Here's more proof of how the 'Welsh Not' is alive and well, and living in a supermarket:

'English Only' Rule At Lidl Shops Sparks Welsh Row"

Yes, in their own country, people unfortunate enough to work for the German supermarket company are forbidden to speak their own language to each other, under fear of unemployment if they do not bow to the order. And why, exactly?:

"This is for the benefit of all our customers as well as our staff to ensure a comfortable environment where all feel included."

'All', that is, save those who have Welsh as their native language, employees and customers alike. But they obviously don't count.
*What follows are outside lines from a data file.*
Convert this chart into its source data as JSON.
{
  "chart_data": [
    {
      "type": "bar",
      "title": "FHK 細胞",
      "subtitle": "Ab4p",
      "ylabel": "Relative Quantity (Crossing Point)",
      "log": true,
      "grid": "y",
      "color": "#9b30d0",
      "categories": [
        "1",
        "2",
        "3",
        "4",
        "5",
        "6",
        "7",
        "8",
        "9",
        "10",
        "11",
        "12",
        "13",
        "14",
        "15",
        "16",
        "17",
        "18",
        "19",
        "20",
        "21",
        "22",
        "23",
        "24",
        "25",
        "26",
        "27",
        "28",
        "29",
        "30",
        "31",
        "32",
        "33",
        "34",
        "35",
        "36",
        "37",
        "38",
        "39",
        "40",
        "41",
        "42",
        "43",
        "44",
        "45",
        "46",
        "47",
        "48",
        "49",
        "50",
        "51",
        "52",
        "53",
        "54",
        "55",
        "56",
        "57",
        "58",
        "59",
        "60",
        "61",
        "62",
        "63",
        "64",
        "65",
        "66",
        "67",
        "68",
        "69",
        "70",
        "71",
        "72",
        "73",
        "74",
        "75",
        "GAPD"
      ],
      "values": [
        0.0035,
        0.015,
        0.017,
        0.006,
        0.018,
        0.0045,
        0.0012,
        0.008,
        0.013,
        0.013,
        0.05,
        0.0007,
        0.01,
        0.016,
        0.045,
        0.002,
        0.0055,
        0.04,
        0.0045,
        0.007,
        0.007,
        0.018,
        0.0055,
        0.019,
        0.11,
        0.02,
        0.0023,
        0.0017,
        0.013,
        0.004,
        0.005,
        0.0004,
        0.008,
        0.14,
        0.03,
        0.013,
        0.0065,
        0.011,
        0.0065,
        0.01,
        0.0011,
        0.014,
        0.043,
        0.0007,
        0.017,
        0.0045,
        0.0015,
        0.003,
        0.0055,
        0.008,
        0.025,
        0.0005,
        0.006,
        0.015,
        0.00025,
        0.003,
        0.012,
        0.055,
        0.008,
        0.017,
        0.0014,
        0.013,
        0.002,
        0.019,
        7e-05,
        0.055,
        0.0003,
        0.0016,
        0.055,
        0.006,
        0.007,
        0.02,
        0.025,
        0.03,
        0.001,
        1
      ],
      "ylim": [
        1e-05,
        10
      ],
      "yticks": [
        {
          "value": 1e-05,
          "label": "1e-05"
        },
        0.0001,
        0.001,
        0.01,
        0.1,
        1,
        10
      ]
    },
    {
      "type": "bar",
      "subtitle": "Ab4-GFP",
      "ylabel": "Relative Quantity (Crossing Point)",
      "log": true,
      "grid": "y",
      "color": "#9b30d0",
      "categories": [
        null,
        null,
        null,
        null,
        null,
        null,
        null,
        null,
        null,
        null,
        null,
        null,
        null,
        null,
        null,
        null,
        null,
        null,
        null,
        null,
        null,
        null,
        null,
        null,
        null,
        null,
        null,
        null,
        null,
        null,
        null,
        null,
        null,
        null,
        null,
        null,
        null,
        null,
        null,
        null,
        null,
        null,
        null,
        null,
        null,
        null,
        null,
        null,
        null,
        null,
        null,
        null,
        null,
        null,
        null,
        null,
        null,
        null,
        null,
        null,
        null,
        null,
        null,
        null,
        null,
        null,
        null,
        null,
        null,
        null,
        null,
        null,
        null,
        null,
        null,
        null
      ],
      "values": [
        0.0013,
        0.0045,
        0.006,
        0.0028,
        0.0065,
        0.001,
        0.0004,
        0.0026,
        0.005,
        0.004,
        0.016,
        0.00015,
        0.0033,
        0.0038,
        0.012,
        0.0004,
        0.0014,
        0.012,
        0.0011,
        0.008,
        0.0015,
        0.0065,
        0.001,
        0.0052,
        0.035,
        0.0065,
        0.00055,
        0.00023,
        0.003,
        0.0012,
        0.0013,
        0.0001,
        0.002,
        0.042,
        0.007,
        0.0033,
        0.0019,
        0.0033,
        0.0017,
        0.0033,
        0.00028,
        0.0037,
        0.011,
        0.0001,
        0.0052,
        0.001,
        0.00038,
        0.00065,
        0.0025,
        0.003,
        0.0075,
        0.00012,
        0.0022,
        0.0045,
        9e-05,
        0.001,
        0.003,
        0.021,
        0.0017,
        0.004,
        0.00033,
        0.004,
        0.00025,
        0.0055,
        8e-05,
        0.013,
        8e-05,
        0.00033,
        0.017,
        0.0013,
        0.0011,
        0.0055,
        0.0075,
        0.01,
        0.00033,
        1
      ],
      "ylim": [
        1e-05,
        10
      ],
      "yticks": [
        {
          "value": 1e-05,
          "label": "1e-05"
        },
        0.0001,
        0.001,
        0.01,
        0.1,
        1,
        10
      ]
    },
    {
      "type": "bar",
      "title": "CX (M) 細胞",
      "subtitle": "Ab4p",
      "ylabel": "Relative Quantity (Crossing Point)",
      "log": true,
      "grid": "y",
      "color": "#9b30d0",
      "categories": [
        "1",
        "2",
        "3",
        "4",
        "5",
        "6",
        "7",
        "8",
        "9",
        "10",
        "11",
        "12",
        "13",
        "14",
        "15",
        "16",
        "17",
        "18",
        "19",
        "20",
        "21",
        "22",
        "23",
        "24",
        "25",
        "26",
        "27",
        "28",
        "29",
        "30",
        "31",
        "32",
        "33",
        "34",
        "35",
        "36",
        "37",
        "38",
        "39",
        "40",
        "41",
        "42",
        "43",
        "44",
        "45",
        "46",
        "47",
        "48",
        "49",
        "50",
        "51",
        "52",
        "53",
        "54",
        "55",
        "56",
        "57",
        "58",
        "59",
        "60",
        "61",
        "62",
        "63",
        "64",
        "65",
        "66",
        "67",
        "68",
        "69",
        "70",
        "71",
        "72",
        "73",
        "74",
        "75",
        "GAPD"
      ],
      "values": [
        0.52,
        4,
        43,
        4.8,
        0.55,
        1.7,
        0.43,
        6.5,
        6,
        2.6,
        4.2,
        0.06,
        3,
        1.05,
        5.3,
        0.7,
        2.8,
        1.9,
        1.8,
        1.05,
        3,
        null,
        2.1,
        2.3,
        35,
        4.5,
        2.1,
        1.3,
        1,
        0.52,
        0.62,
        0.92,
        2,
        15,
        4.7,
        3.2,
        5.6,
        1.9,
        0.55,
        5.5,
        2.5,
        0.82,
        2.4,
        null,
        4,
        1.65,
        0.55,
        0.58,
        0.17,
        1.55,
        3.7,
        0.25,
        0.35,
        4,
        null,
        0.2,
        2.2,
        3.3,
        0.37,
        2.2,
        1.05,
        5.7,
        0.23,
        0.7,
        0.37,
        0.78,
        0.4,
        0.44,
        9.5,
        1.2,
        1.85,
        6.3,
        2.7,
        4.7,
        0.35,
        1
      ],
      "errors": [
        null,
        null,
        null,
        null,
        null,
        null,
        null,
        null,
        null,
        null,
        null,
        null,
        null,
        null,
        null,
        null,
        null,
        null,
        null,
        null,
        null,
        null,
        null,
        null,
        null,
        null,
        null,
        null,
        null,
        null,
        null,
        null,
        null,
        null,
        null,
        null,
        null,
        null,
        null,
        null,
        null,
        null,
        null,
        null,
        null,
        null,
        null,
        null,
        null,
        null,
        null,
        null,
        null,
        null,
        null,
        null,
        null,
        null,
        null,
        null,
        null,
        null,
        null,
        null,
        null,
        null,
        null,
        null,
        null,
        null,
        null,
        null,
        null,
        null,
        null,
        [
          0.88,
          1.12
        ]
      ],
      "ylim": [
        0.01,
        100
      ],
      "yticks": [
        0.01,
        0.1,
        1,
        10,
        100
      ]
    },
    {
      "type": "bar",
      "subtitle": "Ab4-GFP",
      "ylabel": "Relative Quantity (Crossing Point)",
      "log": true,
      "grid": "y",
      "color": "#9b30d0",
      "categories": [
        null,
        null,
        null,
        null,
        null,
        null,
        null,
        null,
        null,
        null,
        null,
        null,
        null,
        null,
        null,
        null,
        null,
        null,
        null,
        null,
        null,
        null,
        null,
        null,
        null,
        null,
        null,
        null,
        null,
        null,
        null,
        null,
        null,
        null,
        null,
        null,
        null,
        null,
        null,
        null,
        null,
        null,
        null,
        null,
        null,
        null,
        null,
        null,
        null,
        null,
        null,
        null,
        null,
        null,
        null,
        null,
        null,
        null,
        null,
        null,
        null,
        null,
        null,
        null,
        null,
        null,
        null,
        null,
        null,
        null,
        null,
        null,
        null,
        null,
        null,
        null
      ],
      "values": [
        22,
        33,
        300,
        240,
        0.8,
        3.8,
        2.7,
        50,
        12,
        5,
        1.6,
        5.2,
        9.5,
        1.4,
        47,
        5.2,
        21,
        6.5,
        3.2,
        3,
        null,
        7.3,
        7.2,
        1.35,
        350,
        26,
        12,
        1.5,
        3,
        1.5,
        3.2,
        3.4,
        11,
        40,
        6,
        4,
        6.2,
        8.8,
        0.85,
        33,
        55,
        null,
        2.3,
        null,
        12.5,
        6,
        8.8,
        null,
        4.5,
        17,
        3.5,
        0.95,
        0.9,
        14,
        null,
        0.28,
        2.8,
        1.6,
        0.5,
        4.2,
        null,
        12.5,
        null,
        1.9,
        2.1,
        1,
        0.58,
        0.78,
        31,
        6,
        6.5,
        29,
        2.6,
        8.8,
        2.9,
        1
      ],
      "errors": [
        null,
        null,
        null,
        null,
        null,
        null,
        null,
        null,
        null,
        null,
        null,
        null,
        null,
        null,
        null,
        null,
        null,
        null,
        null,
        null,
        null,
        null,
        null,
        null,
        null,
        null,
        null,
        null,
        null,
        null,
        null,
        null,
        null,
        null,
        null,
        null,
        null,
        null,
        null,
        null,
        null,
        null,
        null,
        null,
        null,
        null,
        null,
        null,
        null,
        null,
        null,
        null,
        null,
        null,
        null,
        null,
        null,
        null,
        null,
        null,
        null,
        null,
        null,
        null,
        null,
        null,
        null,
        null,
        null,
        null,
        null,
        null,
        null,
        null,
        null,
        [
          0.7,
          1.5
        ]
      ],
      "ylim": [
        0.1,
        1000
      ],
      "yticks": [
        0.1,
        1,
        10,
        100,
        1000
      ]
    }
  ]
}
But please don't think that Lidl is completely inflexible on the point: the 'spokesperson' went on:

"...our staff are able to assist a customer by conversing in their native tongue, if the customer is unable to speak any English."

Well, that's seven old biddies on the Llŷn Peninsula that the company's employees can feel comfortable about speaking Welsh to without having to fear the boss' big boot up their arses, then. There's broad-minded, isn't it?

Consider this: Lidl is an enormous company with a presence in 26 states across the continent, including countries which are officially bilingual such as Belgium, Switzerland and Finland. Does the company insist that their staff in Bruges, for example, speak only Flemish, with the threat of the sack were they to be so neglectful as to utter a single French word between them? Does Lidl threaten dismissal to any of their workers in Korsnšs (should they have a store there, of course) who speak Swedish rather than Finnish? If the company is not so deaf and blind to the situation in those countries, might it not be a good idea for it to show a bit of respect towards us here? After all, we too are supposed to be a bilingual country (although the private sector has been formally exempted from the law's requirements for fear of scaring 'the business community', poor things!).

But the company does not enjoy a good reputation for behaving in a civilised manner towards its employees in general, with an anti-union and reactionary attitude in evidence throughout. But the source of discord on this occasion was a command issued by Lidl 'UK'; so, perhaps we should assume that this is simply another example of the arrogance and scorn of the British mercantile establishment.

Whichever it is, the company should be given a few days to come to its senses and then - failing a complete reversal of policy - action should be taken.

Update (09/11/11): Well, looky here, Lidl has issued a 'clarification' of the company's policy. Isn't it odd how a 'clarification' can look so much like an admission?